The Witches pulled back from the scrying bowl with a swimmer’s gasp and turned to one another, lowering the ewer. “I will explain to our sisters,” said Lusa.

“Ardis will seek to remove them, by force. It will not restore the covenant.”

“No, but she will see that when her anger subsides. I will return to Lusa to ensure their faith when I speak to them, but I mean to be at your side, Eriahmys. Do not proceed recklessly.”

Ahlbrecht stood. “My lady, where you go, I too shall go, to be whatever use I may.”

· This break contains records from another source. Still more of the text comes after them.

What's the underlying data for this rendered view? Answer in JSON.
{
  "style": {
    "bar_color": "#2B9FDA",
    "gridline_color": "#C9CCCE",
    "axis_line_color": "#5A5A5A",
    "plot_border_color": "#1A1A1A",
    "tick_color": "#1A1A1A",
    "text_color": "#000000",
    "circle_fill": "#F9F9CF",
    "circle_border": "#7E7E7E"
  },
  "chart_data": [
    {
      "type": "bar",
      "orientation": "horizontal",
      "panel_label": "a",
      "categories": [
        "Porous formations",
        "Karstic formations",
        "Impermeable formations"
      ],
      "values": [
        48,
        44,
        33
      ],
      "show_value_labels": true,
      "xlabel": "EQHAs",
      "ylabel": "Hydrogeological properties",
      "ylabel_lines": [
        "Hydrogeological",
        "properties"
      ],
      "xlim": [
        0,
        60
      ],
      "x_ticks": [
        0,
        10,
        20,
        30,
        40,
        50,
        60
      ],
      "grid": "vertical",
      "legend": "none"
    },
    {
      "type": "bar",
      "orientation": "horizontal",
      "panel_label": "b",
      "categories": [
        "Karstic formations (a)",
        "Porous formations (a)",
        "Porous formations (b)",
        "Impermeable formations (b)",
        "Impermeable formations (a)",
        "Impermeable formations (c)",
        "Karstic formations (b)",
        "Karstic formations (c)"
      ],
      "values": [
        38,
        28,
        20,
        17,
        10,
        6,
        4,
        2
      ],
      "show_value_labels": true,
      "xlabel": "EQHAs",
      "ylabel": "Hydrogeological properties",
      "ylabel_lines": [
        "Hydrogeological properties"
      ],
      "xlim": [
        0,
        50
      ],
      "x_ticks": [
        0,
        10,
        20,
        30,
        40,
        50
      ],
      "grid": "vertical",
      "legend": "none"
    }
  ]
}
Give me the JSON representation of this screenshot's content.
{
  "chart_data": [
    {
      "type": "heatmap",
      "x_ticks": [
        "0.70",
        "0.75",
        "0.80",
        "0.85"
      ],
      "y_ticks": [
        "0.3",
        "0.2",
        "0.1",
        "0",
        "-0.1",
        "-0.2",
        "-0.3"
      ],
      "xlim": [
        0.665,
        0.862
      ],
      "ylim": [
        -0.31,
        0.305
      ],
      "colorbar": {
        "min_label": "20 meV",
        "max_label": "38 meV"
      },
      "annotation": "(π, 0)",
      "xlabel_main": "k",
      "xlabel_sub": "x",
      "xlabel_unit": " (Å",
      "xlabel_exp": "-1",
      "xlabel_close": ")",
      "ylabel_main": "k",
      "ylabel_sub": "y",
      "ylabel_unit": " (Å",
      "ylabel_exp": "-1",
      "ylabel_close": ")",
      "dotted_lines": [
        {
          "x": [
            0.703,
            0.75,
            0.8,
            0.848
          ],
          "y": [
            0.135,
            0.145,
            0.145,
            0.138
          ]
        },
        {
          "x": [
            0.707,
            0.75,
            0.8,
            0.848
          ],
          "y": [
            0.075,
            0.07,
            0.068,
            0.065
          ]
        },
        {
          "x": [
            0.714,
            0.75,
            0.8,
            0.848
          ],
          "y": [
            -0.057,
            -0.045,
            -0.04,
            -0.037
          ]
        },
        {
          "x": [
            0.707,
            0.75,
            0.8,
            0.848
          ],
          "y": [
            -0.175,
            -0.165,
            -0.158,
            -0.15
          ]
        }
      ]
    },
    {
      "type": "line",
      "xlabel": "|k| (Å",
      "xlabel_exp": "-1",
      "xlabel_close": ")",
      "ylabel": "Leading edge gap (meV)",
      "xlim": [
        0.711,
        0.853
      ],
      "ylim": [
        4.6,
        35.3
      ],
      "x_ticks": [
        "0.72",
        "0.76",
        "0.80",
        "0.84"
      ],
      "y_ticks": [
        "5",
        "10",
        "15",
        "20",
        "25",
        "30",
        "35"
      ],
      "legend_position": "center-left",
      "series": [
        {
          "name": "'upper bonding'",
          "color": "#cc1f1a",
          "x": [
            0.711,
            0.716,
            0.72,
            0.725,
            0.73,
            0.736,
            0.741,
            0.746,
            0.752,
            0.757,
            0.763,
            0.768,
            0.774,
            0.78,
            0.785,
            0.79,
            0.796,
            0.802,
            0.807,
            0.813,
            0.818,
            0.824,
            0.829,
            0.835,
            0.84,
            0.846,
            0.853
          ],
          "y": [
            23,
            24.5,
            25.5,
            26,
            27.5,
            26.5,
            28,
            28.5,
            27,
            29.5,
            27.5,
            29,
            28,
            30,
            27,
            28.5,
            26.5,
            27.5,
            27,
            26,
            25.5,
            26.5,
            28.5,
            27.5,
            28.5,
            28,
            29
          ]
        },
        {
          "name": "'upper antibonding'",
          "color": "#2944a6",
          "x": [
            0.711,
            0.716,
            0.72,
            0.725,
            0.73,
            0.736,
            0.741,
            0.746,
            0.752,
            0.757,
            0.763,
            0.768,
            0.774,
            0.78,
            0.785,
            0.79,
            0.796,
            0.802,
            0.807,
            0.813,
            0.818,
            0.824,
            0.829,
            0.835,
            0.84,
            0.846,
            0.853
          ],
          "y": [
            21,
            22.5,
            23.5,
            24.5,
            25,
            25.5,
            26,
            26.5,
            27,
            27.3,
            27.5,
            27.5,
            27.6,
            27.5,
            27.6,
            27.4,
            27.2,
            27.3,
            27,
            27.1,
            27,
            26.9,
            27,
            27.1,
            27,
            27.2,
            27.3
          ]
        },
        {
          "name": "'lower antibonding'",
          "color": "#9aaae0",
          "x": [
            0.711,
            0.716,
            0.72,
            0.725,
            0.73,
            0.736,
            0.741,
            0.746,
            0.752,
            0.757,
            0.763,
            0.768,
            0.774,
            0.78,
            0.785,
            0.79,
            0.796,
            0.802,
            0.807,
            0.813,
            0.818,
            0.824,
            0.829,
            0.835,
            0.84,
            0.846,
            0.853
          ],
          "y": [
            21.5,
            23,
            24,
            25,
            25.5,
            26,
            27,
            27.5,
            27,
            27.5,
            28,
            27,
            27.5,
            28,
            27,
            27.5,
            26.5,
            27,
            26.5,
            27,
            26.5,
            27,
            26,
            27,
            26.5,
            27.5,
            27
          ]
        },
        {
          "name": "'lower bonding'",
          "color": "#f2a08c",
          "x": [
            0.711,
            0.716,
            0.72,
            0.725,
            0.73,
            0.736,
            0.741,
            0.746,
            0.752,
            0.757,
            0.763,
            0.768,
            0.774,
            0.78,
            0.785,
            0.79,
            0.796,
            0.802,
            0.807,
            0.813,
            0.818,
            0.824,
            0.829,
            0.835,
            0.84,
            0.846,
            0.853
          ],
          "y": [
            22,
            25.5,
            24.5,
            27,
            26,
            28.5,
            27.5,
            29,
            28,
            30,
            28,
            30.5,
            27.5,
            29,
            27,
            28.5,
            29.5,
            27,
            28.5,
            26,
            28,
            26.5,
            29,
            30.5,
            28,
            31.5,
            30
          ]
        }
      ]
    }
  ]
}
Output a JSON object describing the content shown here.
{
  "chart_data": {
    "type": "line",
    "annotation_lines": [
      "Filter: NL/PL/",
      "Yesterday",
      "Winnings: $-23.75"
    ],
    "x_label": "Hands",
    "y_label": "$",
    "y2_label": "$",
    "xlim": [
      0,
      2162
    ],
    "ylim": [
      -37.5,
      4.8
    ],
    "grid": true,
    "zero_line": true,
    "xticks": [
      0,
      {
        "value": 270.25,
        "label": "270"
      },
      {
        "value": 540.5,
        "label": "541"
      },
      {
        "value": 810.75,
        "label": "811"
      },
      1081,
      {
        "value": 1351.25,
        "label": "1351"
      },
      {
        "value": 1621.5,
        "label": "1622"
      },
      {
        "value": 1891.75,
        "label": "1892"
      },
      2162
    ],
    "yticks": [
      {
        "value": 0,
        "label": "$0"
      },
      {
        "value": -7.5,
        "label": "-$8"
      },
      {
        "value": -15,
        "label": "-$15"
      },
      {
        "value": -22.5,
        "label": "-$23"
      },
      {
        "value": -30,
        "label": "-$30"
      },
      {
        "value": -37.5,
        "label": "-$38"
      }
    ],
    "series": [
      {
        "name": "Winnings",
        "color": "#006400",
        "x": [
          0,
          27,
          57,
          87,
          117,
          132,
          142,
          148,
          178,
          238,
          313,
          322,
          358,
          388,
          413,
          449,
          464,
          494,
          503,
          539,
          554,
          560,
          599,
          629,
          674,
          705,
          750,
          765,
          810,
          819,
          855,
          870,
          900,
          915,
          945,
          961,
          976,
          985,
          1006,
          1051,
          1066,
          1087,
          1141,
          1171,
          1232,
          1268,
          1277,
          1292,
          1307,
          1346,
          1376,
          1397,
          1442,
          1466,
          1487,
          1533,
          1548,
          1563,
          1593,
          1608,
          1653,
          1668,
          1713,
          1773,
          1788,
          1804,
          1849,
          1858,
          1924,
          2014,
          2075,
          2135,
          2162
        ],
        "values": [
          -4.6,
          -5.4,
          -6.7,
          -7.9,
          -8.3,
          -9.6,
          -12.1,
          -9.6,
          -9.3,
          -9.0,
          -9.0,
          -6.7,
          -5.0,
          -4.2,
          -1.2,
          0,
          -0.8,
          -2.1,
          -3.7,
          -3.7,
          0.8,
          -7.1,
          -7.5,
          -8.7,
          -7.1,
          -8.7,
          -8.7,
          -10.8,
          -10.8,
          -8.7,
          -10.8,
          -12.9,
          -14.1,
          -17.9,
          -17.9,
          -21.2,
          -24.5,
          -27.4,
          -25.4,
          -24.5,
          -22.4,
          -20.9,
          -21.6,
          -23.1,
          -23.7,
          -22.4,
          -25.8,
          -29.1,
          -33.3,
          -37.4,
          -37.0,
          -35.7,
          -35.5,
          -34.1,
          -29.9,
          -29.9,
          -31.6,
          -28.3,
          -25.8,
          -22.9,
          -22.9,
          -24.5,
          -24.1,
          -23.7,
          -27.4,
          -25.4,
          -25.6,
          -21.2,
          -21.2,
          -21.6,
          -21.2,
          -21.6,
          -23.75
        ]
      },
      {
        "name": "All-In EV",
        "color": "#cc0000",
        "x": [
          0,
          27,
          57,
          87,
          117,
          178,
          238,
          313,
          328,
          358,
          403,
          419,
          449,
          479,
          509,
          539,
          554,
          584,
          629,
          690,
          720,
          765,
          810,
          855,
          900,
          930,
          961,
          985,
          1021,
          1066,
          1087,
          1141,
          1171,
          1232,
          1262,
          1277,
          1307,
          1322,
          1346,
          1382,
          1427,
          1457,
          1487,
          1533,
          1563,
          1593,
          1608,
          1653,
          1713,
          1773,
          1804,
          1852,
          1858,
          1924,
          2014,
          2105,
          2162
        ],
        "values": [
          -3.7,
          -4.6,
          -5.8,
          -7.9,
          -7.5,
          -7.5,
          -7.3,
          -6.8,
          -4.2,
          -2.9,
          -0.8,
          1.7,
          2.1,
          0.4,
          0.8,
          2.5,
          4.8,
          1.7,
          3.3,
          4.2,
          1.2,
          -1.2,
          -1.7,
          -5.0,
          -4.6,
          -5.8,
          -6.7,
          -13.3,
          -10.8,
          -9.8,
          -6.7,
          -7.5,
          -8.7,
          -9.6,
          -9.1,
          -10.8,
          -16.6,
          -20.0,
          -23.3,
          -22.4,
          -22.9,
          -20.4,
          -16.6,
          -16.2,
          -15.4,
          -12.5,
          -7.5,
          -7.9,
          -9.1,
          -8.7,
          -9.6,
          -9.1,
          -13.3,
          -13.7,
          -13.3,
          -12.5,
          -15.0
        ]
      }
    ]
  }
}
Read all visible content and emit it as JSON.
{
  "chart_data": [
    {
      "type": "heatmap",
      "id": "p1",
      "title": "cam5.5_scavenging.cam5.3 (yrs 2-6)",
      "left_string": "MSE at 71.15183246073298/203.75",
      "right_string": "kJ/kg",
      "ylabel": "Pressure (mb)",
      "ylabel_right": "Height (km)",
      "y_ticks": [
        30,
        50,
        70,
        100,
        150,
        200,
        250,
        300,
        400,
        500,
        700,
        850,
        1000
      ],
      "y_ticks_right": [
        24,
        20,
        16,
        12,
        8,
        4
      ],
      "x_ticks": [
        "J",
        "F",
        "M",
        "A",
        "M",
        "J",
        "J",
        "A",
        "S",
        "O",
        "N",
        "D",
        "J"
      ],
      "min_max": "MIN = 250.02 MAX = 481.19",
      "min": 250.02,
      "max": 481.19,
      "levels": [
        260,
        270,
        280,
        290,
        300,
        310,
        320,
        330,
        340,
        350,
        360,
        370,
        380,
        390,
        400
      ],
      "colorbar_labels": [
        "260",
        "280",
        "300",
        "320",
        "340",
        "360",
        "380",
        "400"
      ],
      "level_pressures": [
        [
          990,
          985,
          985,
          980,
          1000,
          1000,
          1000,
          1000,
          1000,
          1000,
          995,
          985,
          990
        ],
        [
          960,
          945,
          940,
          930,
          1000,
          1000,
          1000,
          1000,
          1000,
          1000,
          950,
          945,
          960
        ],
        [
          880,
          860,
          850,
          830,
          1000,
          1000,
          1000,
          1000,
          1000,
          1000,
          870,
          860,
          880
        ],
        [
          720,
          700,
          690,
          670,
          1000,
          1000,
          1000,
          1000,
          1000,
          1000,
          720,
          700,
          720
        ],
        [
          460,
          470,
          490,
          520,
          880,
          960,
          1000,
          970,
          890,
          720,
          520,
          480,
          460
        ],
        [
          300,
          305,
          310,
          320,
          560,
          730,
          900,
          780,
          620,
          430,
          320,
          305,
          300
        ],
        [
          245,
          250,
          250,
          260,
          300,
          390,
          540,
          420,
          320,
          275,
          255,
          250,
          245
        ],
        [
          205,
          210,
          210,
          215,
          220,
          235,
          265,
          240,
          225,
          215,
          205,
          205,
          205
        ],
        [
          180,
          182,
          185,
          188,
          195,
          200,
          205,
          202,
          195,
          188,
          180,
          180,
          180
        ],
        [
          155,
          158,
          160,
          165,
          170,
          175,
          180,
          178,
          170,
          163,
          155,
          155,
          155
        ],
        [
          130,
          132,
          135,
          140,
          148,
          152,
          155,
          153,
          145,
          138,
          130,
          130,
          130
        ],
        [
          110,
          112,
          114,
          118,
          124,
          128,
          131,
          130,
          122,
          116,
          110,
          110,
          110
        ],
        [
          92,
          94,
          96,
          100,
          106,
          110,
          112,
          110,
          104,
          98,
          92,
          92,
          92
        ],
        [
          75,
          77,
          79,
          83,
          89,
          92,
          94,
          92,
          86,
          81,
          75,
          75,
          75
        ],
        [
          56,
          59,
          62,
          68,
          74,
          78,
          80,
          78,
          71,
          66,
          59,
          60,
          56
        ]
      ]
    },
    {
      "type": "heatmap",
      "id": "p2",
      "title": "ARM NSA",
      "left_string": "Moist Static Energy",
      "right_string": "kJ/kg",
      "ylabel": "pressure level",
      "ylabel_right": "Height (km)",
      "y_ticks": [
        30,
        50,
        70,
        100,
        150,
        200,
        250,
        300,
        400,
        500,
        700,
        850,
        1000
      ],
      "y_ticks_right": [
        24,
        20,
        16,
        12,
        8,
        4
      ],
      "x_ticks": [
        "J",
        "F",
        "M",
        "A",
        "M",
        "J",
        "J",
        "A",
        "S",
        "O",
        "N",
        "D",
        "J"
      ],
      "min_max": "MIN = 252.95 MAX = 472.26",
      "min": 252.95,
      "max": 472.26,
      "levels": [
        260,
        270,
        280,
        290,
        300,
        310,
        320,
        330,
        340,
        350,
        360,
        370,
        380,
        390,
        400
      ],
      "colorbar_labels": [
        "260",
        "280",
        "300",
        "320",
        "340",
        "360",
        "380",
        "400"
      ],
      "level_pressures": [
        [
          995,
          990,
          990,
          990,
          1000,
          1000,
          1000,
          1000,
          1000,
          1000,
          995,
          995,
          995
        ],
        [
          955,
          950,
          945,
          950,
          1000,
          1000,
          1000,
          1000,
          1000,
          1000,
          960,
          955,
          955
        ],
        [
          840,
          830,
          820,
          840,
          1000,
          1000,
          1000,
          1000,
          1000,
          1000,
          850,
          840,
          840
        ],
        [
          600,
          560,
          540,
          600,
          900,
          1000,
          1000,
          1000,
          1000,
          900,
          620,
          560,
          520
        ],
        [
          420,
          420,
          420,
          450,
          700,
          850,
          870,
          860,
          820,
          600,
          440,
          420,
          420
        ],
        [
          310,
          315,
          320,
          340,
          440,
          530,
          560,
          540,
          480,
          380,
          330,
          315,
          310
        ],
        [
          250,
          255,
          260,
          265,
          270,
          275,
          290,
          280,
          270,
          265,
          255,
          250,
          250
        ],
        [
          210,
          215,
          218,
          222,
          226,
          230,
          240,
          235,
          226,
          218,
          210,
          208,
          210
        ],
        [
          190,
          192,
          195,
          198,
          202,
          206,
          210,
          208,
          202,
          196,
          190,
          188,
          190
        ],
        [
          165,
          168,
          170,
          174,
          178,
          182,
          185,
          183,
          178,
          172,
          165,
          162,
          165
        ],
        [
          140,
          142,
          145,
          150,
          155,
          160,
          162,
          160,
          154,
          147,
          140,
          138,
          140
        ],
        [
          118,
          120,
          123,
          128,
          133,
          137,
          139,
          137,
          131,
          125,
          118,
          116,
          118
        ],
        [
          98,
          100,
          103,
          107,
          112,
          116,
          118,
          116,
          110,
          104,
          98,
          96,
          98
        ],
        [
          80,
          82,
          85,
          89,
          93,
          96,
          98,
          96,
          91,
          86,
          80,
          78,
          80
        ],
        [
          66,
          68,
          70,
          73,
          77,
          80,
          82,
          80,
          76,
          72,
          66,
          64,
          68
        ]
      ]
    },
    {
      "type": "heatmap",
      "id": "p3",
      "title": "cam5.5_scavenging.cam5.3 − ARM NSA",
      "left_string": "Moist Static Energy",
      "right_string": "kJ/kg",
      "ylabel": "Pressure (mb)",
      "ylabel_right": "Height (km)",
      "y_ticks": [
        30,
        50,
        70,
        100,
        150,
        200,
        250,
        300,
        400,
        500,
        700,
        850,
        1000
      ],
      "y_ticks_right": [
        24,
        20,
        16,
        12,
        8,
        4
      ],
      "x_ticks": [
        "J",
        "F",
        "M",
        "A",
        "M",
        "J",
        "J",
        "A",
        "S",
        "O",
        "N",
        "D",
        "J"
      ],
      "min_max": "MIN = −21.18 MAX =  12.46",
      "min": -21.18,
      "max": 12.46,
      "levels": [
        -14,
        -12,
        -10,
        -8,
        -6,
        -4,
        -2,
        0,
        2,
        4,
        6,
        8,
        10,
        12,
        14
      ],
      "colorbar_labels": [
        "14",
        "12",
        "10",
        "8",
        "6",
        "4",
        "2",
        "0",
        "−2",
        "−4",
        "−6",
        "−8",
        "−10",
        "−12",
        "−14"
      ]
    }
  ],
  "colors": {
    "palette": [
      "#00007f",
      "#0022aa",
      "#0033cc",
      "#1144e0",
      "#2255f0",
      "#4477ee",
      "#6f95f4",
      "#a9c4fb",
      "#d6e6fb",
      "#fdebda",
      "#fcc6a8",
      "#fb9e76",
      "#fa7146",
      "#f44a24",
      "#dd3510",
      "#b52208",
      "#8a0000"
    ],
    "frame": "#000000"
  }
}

The Witch of Ice greeted this news with a smile, and, meeting Ahlbrecht in the nave, took her hand. “Let us make haste, then.” The pair proceeded from the salt mines, back to the Oracle Shrine.

Left alone, Eriahmys approached Jehf and placed a hand upon his shoulder. “Friend Jehf, I believe we will ask much of you and Ahlbrecht before this is done. I cannot promise that you will find a satisfactory end to this, either. The Witching Cities will not be the same.”

Jehf turned to face her, taking her long hands in his. “Eriahmys, having come this far, I cannot conceive of stopping now. Whatever can be saved, I will help you save. Do not doubt that.”

Eriahmys laughed lightly. “Then I will count upon you, Jehf. There is much to do.”